How can we continue to advance? I strongly believe that data can help us make better cybersecurity decisions, both on an operational level but also from a national policy perspective. Security has always been difficult to measure, especially on a national basis: Systems and assets are owned largely by the private sector and information sharing with the government is largely voluntary. Without data, policymakers must act in a vacuum without a full – or even partial – picture of what’s actually happening. The results can lead to overreaction or underinvestment.

Data can help guide various decisions that may advance our national cybersecurity interests. Along with many policymakers, I’ve pushed for the creation of a Cybersecurity Bureau of Statistics, similar to what we have for labor and crime stats. Additionally, President Biden’s National Security Telecommunications Advisory Committee (NSTAC) recently recommended the creation of a Cybersecurity Measurement Center of Excellence. I strongly support these initiatives and think they will contribute to bridging this data gap.

We can take advantage of private sector investments to jumpstart our data collection. For example, cyber risk management companies are collecting data and measuring cybersecurity performance on organizations around the globe. These data sets are being used extensively by insurers and investors today and the government should leverage it as well.

CISA’s crucial future role

As we look to the future of U.S. cyber defense, CISA must continue to play a vital role – and certainly will thanks to the strong leadership of Director Jen Easterly and her team.

Overall, I’ll look to CISA to focus on three critical areas:

  • Tracking global cybersecurity performance. CISA should provide policymakers an ongoing view into the current state of cybersecurity performance across critical infrastructure sectors and industries.
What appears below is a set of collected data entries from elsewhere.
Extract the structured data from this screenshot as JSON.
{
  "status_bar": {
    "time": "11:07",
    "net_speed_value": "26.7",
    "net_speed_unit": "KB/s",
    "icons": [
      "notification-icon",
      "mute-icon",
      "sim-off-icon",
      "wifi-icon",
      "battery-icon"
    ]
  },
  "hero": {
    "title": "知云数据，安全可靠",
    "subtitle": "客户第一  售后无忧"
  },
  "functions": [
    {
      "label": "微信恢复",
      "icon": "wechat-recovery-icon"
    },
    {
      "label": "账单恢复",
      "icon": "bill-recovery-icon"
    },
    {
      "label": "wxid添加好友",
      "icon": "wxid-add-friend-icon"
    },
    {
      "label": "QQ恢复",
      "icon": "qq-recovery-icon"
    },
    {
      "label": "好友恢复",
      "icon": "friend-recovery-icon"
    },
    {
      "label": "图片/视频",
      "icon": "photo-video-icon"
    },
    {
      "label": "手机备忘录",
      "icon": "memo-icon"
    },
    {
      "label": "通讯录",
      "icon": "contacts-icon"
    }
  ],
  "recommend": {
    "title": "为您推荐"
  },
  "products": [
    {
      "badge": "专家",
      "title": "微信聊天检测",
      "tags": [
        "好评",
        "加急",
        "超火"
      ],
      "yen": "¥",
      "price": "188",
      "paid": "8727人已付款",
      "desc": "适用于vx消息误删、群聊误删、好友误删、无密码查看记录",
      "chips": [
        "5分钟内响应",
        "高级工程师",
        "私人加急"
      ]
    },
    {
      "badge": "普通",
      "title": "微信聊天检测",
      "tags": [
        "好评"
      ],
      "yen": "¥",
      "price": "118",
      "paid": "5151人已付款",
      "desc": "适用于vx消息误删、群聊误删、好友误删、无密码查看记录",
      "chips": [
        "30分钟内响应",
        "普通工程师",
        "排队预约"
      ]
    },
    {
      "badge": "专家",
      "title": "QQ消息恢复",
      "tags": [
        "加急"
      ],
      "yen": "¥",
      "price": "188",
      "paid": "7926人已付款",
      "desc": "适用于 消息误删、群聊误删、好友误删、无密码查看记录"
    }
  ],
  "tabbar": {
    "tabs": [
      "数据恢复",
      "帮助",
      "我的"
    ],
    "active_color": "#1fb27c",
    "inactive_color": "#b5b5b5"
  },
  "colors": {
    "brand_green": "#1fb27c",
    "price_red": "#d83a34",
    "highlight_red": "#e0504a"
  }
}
Data and analytics will help sector-specific agencies, regulators and others track the effectiveness of their efforts.
  • Leveraging data to identify and remediate risk. CISA consumes a significant amount of data that identifies at-risk organizations and risky behavior. With this data, they can make better risk remediation recommendations to individual organizations, and broader sectors and industries.
  • Strengthening the supply chain. Supply chain incidents can have a catastrophic impact on national security and the economy. CISA should assess systemic cyber risks and work with policymakers to develop remediation plans.

While we find ourselves at a challenging time in cybersecurity, I’m confident that our strategic direction is the right one. If we can harness more data to inform policy decisions, our country will be in a strong position to succeed.

James R. Langevin is a former member of the House of Representatives and Co-Founder of the Congressional Cybersecurity Caucus.